45. Santamarina C, Hernandez-Jover M, Babot D et a;. Vergelijking van visuele en elektronische apparatuur bij varkens: slachthuisprestaties. J Anim Sci 2007; 85: 497-502.
46. Forsberg F. individuele identificatie bij varkens met behulp van microchips. Masterscriptie. Swedish University of Agricultural Sciences: 2014. Beschikbaar op: http://stud.epsilon.slu.se/6356/7/forsberg_f_140115.pdf. Geraadpleegd Op 25 Juni 2014.
47. Caja G, Hernandez-Jover M, Conill C et al. Gebruik van oormerken en injecteerbare transponders voor de identificatie en traceerbaarheid van varkens vanaf de geboorte tot het einde van de slachtlijn. J Anim Sci 2005; 83: 2215-2224.
48. Hofmo PO. Sperma sorteren en lage dosis inseminatie in het varken-een update. Acta Vet Scand 2006; 48: s11.
49. Day JEL, Spoolder HAM, Burfoota A et al. De afzonderlijke en interactieve effecten van hantering en milieuverrijking op het gedrag en het welzijn van groeiende varkens. Appl Anim Behav Sci 2002; 75: 177-192.
50. Brach EJ, Scobie BS, Raymond DP. Technieken voor het tatoeëren van varkens. J Agri Eng Res 1988; 41: 339-344.
51. Webb J. Ik volg varkensvlees van pen tot bord. Avances Pork Prod 2004; 15: 33-41.

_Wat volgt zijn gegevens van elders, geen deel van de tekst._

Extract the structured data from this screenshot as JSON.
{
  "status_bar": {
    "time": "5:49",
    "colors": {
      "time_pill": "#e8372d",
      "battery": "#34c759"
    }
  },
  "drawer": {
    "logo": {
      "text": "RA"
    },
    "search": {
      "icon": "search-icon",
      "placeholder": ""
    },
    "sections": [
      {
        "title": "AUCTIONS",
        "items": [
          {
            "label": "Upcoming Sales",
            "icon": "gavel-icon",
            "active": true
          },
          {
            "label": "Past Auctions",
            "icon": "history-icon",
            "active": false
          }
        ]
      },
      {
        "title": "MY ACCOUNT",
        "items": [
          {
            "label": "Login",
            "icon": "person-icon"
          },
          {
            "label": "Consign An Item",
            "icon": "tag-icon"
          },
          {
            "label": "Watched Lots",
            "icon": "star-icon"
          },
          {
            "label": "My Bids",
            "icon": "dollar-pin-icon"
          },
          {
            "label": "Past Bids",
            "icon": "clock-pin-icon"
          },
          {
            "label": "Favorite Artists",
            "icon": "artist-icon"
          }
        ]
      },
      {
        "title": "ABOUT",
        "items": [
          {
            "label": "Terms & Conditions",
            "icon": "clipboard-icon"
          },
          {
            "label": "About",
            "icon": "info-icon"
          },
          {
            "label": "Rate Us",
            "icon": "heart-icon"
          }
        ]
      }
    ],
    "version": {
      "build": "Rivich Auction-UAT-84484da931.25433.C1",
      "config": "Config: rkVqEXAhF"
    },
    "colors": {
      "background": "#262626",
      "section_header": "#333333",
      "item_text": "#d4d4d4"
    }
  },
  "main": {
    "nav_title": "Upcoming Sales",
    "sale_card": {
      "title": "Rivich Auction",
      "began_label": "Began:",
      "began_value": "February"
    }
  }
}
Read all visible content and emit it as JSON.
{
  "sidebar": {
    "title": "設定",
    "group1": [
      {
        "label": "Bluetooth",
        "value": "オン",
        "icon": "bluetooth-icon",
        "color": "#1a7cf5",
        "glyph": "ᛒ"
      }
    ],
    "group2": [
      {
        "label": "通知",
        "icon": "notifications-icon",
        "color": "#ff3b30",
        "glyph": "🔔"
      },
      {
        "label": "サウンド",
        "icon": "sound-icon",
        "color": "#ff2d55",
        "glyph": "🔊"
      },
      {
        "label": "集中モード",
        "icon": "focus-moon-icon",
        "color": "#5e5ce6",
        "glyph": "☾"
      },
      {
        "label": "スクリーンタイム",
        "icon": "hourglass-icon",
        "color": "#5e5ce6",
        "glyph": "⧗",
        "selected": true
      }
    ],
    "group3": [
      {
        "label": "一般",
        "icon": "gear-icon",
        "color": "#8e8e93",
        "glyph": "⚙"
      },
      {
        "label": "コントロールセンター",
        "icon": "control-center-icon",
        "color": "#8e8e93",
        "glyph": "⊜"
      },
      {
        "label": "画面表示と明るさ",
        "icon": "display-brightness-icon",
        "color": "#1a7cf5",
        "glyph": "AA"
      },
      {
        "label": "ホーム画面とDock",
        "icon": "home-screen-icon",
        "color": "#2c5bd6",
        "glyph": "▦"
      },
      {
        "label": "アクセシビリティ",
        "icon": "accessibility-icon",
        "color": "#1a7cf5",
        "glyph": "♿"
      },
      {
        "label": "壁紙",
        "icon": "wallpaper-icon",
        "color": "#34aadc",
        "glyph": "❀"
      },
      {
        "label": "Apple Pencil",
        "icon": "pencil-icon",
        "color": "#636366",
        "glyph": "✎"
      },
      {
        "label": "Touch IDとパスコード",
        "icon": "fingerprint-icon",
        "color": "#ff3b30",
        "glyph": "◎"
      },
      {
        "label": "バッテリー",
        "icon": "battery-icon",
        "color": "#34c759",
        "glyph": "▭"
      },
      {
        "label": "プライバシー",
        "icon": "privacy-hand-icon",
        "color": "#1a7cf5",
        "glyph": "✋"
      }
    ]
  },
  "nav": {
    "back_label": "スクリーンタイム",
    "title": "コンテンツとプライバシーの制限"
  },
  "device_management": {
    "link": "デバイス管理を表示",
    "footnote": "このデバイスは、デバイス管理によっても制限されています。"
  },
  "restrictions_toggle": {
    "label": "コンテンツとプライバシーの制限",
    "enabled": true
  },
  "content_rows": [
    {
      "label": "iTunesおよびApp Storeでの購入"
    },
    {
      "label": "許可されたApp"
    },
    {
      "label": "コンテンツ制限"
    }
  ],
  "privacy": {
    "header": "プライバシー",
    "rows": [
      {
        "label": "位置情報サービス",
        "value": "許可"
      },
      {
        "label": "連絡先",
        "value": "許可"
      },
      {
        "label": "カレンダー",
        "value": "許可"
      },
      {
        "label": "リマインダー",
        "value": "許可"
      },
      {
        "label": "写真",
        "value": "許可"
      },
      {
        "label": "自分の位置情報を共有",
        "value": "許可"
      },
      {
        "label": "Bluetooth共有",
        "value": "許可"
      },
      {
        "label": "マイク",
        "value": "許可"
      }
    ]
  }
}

52. Gonzales BU, Butler F, McDonnell K et al. Het einde van de identiteitscrisis? Vooruitgang in biometrische merkers voor de identificatie van dieren. Irish Vet J 62;204-208.
53. Anil L, Anil S, Deen J. Pijndetectie en verbetering bij dieren op de boerderij: problemen en opties. J Appl Anim Welf Sci 2005: 8; 261-278.

Geef een antwoord

Het e-mailadres wordt niet gepubliceerd.